Friday, April 15, 2011

Moffat's Folly (light spoilers)

Steven Moffat is a genius who has created some of the most memorably scary monsters Doctor Who has ever seen. When he says that the Season 6 monsters are going to be the scariest since the Weeping Angels, I believe him.

But I don't for one moment believe that they'll be scarier than the Angels. Because he can't do that. The Angels are (or were, up until "Flesh and Stone") in a league with only the Daleks.

The Daleks were terrifying back in 1963/4 because we didn't know they were men in tin cans. They look genuinely inhuman, and are thus terrifying.

The Angels took that concept one step further. They have decidedly humanoid features, but with one important exception: thanks to some very talented dancers and the magic of computer effects, they appear to be completely frozen. The first time I saw "Blink" I'd assumed that they were a mix of props and CGI, because I didn't for one second think that real people could freeze so effectively like that. You don't realize that they're people in suits.
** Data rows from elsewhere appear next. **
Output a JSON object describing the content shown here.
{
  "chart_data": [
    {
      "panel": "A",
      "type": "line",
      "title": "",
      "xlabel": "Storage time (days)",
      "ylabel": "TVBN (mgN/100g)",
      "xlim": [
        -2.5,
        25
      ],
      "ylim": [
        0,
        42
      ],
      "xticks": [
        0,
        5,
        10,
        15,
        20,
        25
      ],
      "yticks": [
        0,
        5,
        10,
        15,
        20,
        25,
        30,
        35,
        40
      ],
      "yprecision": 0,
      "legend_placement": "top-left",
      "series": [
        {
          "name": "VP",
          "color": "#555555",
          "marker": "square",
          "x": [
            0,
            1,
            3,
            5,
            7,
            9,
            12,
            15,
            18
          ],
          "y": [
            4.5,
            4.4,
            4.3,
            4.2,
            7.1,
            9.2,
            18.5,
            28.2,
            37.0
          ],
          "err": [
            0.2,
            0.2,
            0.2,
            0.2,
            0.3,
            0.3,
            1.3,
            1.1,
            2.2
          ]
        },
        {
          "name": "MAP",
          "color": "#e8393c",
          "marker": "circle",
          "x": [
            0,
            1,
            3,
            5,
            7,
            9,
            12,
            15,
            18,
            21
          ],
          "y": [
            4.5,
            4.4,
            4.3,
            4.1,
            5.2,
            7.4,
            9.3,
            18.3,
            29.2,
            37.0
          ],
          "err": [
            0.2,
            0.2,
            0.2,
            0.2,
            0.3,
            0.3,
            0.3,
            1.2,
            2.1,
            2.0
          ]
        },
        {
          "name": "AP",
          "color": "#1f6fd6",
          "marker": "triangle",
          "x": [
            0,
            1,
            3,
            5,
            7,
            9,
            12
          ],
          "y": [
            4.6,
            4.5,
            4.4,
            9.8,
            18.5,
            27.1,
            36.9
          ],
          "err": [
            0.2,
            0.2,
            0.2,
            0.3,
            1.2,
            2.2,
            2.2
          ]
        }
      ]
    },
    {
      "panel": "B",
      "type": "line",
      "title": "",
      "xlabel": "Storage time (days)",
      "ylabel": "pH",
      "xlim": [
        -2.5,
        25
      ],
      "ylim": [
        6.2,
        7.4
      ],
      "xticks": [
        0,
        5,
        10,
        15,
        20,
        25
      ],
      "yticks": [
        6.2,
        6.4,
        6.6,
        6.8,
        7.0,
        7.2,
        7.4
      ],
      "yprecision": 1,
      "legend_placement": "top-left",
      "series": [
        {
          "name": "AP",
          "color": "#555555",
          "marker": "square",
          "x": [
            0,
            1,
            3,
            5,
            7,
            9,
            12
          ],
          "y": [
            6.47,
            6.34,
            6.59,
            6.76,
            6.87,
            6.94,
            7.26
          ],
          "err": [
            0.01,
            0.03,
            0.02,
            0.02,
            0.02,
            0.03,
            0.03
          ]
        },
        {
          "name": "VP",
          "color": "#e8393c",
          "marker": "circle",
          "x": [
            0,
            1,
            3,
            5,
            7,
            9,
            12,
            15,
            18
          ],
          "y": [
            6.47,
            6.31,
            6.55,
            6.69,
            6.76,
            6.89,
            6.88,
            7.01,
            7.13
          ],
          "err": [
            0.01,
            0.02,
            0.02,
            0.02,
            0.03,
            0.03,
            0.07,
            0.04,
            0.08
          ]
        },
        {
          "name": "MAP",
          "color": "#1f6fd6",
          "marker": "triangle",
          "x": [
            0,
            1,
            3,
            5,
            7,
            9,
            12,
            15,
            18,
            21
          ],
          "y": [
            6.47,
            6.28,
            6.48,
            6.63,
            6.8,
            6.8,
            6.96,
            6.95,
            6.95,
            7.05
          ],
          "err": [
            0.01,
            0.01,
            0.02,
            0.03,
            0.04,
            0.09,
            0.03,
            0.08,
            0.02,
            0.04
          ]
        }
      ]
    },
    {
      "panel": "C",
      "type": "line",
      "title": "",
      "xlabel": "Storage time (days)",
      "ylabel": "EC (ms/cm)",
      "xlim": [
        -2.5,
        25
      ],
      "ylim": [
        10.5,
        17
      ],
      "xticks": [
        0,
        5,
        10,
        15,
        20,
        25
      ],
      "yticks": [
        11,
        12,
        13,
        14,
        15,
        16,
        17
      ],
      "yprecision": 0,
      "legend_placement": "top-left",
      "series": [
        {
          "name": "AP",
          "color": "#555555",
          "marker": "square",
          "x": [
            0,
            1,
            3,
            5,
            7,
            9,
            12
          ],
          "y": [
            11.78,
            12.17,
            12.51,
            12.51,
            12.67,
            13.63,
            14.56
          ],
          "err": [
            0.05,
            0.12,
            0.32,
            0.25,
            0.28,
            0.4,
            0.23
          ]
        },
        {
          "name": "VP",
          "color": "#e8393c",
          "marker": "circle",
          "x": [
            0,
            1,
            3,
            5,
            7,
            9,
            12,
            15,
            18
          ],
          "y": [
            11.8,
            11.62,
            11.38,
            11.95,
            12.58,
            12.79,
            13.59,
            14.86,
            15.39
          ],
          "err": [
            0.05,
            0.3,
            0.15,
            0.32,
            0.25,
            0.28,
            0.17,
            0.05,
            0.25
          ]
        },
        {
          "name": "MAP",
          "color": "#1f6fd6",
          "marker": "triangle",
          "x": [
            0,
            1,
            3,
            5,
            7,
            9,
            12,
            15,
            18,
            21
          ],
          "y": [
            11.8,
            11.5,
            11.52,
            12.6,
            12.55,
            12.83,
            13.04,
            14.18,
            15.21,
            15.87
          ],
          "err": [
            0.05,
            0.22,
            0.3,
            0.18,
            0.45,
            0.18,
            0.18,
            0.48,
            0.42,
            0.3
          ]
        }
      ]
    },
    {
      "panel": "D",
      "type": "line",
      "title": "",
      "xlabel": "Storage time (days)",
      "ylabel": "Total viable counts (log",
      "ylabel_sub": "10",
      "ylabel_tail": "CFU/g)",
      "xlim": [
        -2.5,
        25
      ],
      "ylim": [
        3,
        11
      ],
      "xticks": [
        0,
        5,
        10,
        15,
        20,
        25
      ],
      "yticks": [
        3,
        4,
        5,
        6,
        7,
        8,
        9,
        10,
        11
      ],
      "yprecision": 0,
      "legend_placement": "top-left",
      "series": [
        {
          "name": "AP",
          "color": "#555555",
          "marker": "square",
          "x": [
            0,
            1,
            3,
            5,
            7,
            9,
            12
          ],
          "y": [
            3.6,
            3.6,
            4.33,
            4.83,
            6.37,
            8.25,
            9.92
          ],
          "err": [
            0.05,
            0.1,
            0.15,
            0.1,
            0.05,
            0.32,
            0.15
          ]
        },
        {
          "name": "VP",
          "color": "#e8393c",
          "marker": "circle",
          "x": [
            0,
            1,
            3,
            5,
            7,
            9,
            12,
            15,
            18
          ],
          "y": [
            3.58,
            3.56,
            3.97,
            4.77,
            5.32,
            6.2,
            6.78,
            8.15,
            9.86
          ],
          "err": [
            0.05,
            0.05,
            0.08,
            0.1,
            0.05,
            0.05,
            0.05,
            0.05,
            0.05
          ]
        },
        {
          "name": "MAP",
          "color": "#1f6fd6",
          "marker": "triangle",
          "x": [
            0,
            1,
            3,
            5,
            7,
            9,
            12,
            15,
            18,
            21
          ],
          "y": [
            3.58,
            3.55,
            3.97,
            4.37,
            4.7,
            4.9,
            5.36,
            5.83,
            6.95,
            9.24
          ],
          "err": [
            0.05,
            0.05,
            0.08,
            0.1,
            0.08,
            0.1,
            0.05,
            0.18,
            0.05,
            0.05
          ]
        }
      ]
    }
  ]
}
And all that nonsense in "The Time of Angels" about the things that hold the image of an Angel become Angels themselves - that wasn't necessary. The Angels are already terrifying; the end of "Blink" revealed that any statue, anywhere could be an Angel in disguise. It's like saying the Daleks are extra scary because they can fly. Well, no, a Dalek is scary because it's a Nazi in an impenetrable suit of armor and it honestly believes you should die, and unless you're in Death to the Daleks, it's got the means of killing you at its disposal.

So the new monsters are called the Silence and their big shtick is they can make you forget you saw them. See, Moffat's got this whole notion that monsters aren't scary in and of themselves and thus need extra imbued powers. No four-year-old watching this is really going to get it. At all. A four-year-old watching "Blink" might not get why the Angels can't move on-screen, but they'll still be terrified.

Moffat's best monsters have been based on primal fears: the Vashta Nerada exploit a very basic fear of the dark (and, incidentally, this is why the fear-heavy "Silence in the Library" is a lot better than the technobabble-Matrix-whatever-filled "Forest of the Dead," lingering resentment about the River-Doctor plot being pinched from Audrey Niffeneger notwithstanding). The Weeping Angels are things that move when you're not looking at them; you turn back and bam! they're suddenly right in your face. The virus in "The Empty Child" was creepy primarily because it was a kid - no parent wants their kid turned into a monster, and no little boy wants that to happen to his best friend.

In contrast, Moffat's worst monsters - the clockwork droids in "Girl in the Fireplace" and the Smilers in "The Beast Below" have so flagrantly been people in suits, with nothing really to differentiate them from any other man-in-a-mask. Ooooh, their heads turn 'round. Scary. Not.

Moffat doesn't work on an intellectual level. No, I'm not saying his scripts are stupid; one thing I love about "The Empty Child/The Doctor Dances" is that the Chekov's Gun is actually very subtly introduced early on. What I'm saying is that he doesn't, or shouldn't, go for your brain. Because the concept that my computer might become an Angel if I pause "Blink" for too long isn't nearly as frightening as "Blink" itself.

And that is why I think the Silence is/are going to be a dud. They rely on a high concept, rather than a basic primal fear, whereas Moffat is better with the latter.